[ 2 min read ]
Two days ago I spoke with my mother over the phone. Recently she came back from Ukraine where she and her friend had spent two weeks. They stayed in Truskavets, a city in the west of Ukraine, near the border with Poland, famous for its mineral springs. As both ladies are in their early eighties they wanted to benefit from this place’s healing waters. Mother told me that everything was fine (although all food was horrible) until the end of week one. In the beginning of the second week my mother started to have heart problems (something she had never had before) and as a result of this she spent a lot of time and money at local doctors. Already in her home town she continues the treatment (it’s still too early to say anything).
There was one thing she said during our conversation which is very characteristic of us people.
She said “Had I decided to spend only one week there, the heart problems would have occurred at the time when I was already at home and I could have gone to my local doctors, I would have understood everything they would have said to me (not every tenth word), and I wouldn’t have spent so much money on Ukrainian doctors.”
And I said to her. “That’s not true. You don’t know what would have happened had you decided to spend only one week there. You cannot know if the heart problems would have occurred at the same time (if they would have occurred at all). If one thing could have been different, why not everything?”

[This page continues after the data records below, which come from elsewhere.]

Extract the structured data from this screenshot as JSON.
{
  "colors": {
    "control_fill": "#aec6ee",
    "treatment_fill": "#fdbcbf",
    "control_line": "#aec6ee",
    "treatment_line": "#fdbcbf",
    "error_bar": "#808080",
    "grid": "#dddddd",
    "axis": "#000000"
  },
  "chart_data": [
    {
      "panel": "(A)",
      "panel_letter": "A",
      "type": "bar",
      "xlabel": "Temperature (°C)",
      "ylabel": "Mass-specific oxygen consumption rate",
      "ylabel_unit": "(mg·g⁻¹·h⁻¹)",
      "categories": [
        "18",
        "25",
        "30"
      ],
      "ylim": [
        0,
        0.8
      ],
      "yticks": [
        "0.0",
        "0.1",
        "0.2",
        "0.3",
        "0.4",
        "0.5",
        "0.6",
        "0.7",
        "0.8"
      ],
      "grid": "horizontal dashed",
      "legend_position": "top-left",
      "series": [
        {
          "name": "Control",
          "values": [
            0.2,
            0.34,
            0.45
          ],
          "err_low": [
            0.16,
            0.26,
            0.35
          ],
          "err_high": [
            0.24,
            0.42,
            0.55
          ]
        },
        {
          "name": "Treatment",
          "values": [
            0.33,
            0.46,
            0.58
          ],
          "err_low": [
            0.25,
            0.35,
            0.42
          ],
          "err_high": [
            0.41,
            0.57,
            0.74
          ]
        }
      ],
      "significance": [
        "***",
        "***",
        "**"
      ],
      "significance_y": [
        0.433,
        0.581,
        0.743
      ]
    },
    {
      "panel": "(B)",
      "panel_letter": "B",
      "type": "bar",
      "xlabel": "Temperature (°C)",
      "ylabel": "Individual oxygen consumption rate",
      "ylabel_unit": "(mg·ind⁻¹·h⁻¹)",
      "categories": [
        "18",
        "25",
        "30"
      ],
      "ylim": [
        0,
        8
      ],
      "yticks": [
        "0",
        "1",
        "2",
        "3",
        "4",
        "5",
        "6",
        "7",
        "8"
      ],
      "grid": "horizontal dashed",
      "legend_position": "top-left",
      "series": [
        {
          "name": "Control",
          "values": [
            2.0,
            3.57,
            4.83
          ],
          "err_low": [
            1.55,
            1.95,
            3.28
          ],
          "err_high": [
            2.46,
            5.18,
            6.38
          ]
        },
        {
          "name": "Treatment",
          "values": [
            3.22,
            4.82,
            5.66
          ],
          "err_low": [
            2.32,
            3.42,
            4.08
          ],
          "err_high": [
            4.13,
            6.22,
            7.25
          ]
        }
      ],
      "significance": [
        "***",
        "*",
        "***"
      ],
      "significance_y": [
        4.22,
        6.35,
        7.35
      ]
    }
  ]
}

We (human beings) can’t figure out the future and we’re pissed that it is this way, so, time and again, we delude ourselves that at least we can figure out the past and we say that if B had happened instead of A, D would be true instead of C. This is bullshit. This is our wishful thinking.
the lives of this many people would have been saved
she wouldn’t have died
he wouldn’t have suffered
my parents would still be together
our country wouldn’t be in crisis
And so on and so forth. We’re pretty damn good at bullshitting ourselves.